目を薄らと開けて映像を確認すると、そこにはエラの姿はなく、右肩に矢が刺さったダンの姿があった。
「ーーえぇ?!ダン?!どういうこと‥?」
「‥ダンの加護は、恐らく誰かに化けるもの。その能力でエラに化けていたんだ」
ダンはフラフラしながらも、踵を返してその場を離れていった。
ーーこんなにも一方的に攻撃されて‥ダンはなにをしたかったの‥?
「‥‥なんでこんなこと‥」
「エラが出てきて苦しむのはダニエル・エンベリーしかいないだろ。恐らくそのままダニエルを処理したかったんだろうけど、矢が刺さった拍子に変化が解けてしまった‥ってこところじゃないか」
「なら‥‥たぶん、今頃‥‥ダニエルさん、すごく怒ってるんじゃ‥?」
「あぁ。
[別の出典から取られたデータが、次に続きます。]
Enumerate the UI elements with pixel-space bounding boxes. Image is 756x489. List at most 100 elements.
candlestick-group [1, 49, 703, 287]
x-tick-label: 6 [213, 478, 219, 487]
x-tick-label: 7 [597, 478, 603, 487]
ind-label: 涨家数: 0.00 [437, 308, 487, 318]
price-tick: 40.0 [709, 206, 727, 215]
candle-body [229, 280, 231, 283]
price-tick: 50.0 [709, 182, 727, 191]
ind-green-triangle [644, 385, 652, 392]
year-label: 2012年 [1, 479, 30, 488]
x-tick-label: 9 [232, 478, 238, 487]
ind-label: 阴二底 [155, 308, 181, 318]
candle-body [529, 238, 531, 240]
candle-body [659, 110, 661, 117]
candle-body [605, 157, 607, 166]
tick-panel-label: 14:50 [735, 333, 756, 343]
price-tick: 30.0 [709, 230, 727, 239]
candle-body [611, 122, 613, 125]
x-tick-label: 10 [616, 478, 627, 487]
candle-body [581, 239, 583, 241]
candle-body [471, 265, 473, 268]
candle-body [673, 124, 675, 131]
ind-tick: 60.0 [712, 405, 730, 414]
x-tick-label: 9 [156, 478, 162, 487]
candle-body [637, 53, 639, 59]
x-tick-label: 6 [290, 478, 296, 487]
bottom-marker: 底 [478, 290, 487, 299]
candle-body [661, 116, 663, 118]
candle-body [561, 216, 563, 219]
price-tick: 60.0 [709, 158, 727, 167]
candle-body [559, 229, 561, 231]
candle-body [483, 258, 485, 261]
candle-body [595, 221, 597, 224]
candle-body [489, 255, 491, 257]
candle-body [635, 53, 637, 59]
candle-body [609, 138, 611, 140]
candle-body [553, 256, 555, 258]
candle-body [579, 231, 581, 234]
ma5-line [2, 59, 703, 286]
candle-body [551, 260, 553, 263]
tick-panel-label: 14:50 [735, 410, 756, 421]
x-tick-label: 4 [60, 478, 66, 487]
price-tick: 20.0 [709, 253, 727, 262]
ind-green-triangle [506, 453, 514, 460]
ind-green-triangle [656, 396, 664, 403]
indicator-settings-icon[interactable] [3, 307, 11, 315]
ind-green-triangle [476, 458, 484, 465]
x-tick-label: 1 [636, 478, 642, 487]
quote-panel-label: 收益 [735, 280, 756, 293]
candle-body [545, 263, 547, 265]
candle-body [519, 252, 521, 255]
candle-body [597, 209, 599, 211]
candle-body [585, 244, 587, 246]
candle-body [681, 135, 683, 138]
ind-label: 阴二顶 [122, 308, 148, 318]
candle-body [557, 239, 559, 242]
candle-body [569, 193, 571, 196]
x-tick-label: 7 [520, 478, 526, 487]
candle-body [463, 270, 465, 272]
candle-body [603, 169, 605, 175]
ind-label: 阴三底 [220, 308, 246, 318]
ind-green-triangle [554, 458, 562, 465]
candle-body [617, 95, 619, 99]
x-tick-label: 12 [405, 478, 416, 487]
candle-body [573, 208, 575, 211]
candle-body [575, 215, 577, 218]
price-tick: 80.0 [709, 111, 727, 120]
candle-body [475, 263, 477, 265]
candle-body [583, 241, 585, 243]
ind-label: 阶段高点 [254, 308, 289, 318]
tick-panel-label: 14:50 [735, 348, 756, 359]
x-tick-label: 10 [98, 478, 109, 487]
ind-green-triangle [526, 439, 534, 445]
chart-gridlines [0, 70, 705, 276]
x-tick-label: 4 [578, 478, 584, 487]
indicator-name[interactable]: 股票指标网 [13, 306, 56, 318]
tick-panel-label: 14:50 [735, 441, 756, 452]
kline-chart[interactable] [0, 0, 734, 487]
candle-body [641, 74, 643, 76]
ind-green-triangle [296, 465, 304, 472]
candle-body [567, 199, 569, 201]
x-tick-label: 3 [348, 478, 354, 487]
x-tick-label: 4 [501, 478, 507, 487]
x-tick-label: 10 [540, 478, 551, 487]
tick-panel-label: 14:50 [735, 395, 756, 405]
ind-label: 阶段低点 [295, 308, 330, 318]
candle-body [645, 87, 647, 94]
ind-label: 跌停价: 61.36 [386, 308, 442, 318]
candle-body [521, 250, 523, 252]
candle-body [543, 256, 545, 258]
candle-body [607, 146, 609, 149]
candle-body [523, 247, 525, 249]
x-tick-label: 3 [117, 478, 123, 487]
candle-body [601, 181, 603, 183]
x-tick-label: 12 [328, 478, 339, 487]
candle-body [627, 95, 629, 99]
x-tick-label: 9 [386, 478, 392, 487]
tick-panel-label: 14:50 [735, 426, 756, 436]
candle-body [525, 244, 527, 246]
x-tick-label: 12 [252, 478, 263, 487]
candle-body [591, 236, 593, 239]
ダンを保護する為に騎士を何人か送ってる。こっちが先に見つけられるか、ダニエル側が先に見つけるかだな。‥まぁ、誰にでも変化できる能力ならば早々捕まらないとは思うが」
突然の出来事に、私はただ戸惑うことしかできなかった。
ダンはそこまでの覚悟を持って、ダニエルさんを討とうとしていたんだ‥。
ーー本当に、本物のエラが生きていたらいいのに‥‥。